Feb. 11th, 2013

You know, the very best part of my day is...

coming home to a flooded bathroom.

This is after I went out to:

  • have a nice lunch

  • pick a few things at Walmart

  • mail some packages

  • drop off my Valentines to my two chosen Valentines for 2013

  • drop off my library books and pick up my new one


  • all while enjoying the nice weather.

    It's cold and misty here and everyone else wanted to bitch about it, but it's awesome being able to walk around my neighborhood and Downtown to get stuff done without melting in the Texas heat

    And of course, I come home and fall down as I try to stop the flow of water. When I supposed to be getting a dinner of simple spaghetti ready and sit down to watch one of the few tv shows that I watch.

    Can I just say, fuck my entire life and be done with it?

    Oct. 4th, 2012

    Okay, I've acknowledged my problem, but where do I go from here?

    I am so ridiculously annoyed at the moment and in general as of late.

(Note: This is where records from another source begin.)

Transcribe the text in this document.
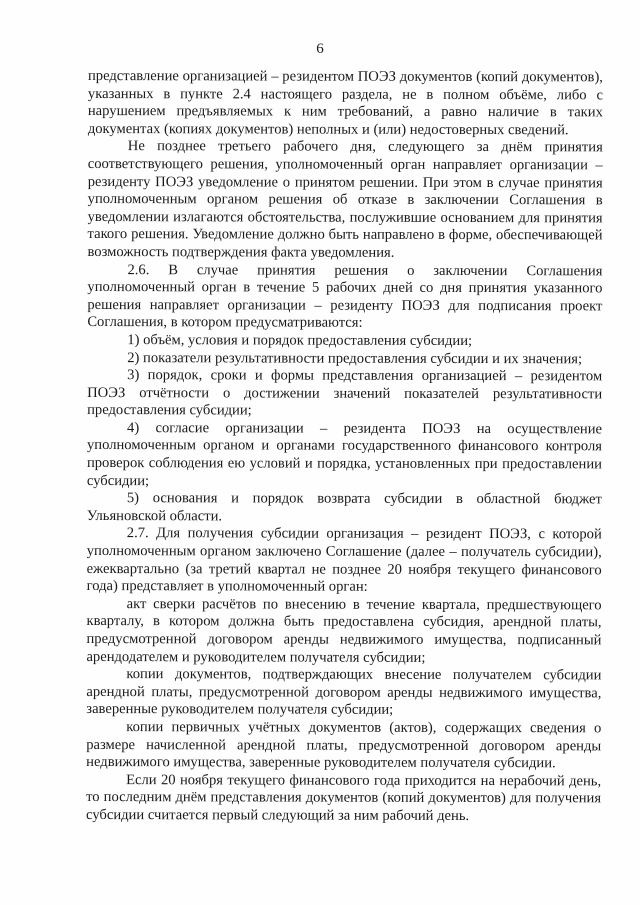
6

представление организацией – резидентом ПОЭЗ документов (копий документов), указанных в пункте 2.4 настоящего раздела, не в полном объёме, либо с нарушением предъявляемых к ним требований, а равно наличие в таких документах (копиях документов) неполных и (или) недостоверных сведений.

Не позднее третьего рабочего дня, следующего за днём принятия соответствующего решения, уполномоченный орган направляет организации – резиденту ПОЭЗ уведомление о принятом решении. При этом в случае принятия уполномоченным органом решения об отказе в заключении Соглашения в уведомлении излагаются обстоятельства, послужившие основанием для принятия такого решения. Уведомление должно быть направлено в форме, обеспечивающей возможность подтверждения факта уведомления.

2.6. В случае принятия решения о заключении Соглашения уполномоченный орган в течение 5 рабочих дней со дня принятия указанного решения направляет организации – резиденту ПОЭЗ для подписания проект Соглашения, в котором предусматриваются:

1) объём, условия и порядок предоставления субсидии;

2) показатели результативности предоставления субсидии и их значения;

3) порядок, сроки и формы представления организацией – резидентом ПОЭЗ отчётности о достижении значений показателей результативности предоставления субсидии;

4) согласие организации – резидента ПОЭЗ на осуществление уполномоченным органом и органами государственного финансового контроля проверок соблюдения ею условий и порядка, установленных при предоставлении субсидии;

5) основания и порядок возврата субсидии в областной бюджет Ульяновской области.

2.7. Для получения субсидии организация – резидент ПОЭЗ, с которой уполномоченным органом заключено Соглашение (далее – получатель субсидии), ежеквартально (за третий квартал не позднее 20 ноября текущего финансового года) представляет в уполномоченный орган:

акт сверки расчётов по внесению в течение квартала, предшествующего кварталу, в котором должна быть предоставлена субсидия, арендной платы, предусмотренной договором аренды недвижимого имущества, подписанный арендодателем и руководителем получателя субсидии;

копии документов, подтверждающих внесение получателем субсидии арендной платы, предусмотренной договором аренды недвижимого имущества, заверенные руководителем получателя субсидии;

копии первичных учётных документов (актов), содержащих сведения о размере начисленной арендной платы, предусмотренной договором аренды недвижимого имущества, заверенные руководителем получателя субсидии.

Если 20 ноября текущего финансового года приходится на нерабочий день, то последним днём представления документов (копий документов) для получения субсидии считается первый следующий за ним рабочий день.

I'm almost always irritable over one thing or another. Most of it stems from my interactions with people, especially people that never seem to be wrong about anything. I personally have embraced acknowledging the problems I've caused and the fuck ups that have happened because of my missteps. I'm doing my best to have direct conversations with people when I am frustrated with them instead of just letting it build up and yelling at them.

    But for whatever reason, there are so many people that are resistant to these steps that I am trying to take. I understand that people are under no obligation to give any fucks about anyone other than themselves, but why must some of these people try to hinder my personal growth in the process? Why must my busybody coworkers muddle in my affairs or lose control so completely over their own, that it starts to effect the people around them?

    I personally like to, and need to, have have limited contact with people when I am not required to do so as outlined by my job description. I like having my own space and not talking to other people and falling in love with books. I relish my love affairs with imaginary characters and television shows and movies. I find in my own company the understanding that is so totally lacking from the people in my life a lot of the time.

    ... )

    Oct. 1st, 2012

    Well, it's been a while, journal.

    I find myself in such an odd position these days. I am so utterly disconnected to everything, because I have moved away from any and everything in life and online piece by piece. When I think about engaging more, I either feel overwhelmed or am reminded why I do my best not to care about others or be friendly to anyone.

    Most of all, I just feel tired and worn down. I am reminded each day that it is best to stay at home and read books, than it is to log on to websites or have conversations.

    I have worked so hard at blocking out everything, that I am finding that my memory is failing me. I am often lost and confused and can't remember conversations that I've had with people, because I don't care to do so, I suppose.

    I'm stuck in this place of Otherness, because I can see issues around me with certain clarity, but I feel absolutely powerless to effect any real change. Because no matter how hard we fool ourselves, every system put in place in all parts of the world are not meant to be short-circuited and I just feel like there is no point in trying to do anything most days.

    So, how does one carry on when you feel like nothing is worth doing?

    Read more... )

    Danielle

    Apr. 13th, 2012

    What in the fuck????

    I'm finally going through and filing my taxes and I'm once again at the reason why I put this hell off later and later each year. I work in customer service for a living and nothing I encounter there can compare to the soul-crushing, mind-numbing horror that is filing taxes for the United States of America.

    To say it sucks is to say Sheldon of "Big Bang Theory" fame is a little anal.

    I'm still not done, because the effing government won't acknowledge who I am in my 2010 tax return and issue me an online filing pin. What the fuck?

    So now I have to try and call these jerks before I head into work tomorrow morning, even though I'm exhausted now and shall be up late. All part of the continued non-productive days off I've had. Barely bought groceries or had the chance to wash more than one outfit, because I've been at a family member's house.

    A family member that is cranky and semi-ungrateful and wholly dependent on other people around her. Not to mention the day we wasted with the others in this same condition. It all just makes me want to scream, because I can't seem to get any of my stuff done when I have to be around these people.

    They have done nothing but hinder for most of my life and now I'm supposed to repay their bs with help? As far as I'm concerned, not my problem. But it is my problem, because they've attached themselves to my mom as they always do.

    So now I'm stuck with a stupid refund that can't go through that isn't 100% and didn't give the deductions it promised, even though I effing paid for the service. And I've still got a crap ton of work to do at my own damn house. This is on top of the cut gas line that's left me with no hot water. It's times like this that I simply feel like giving up.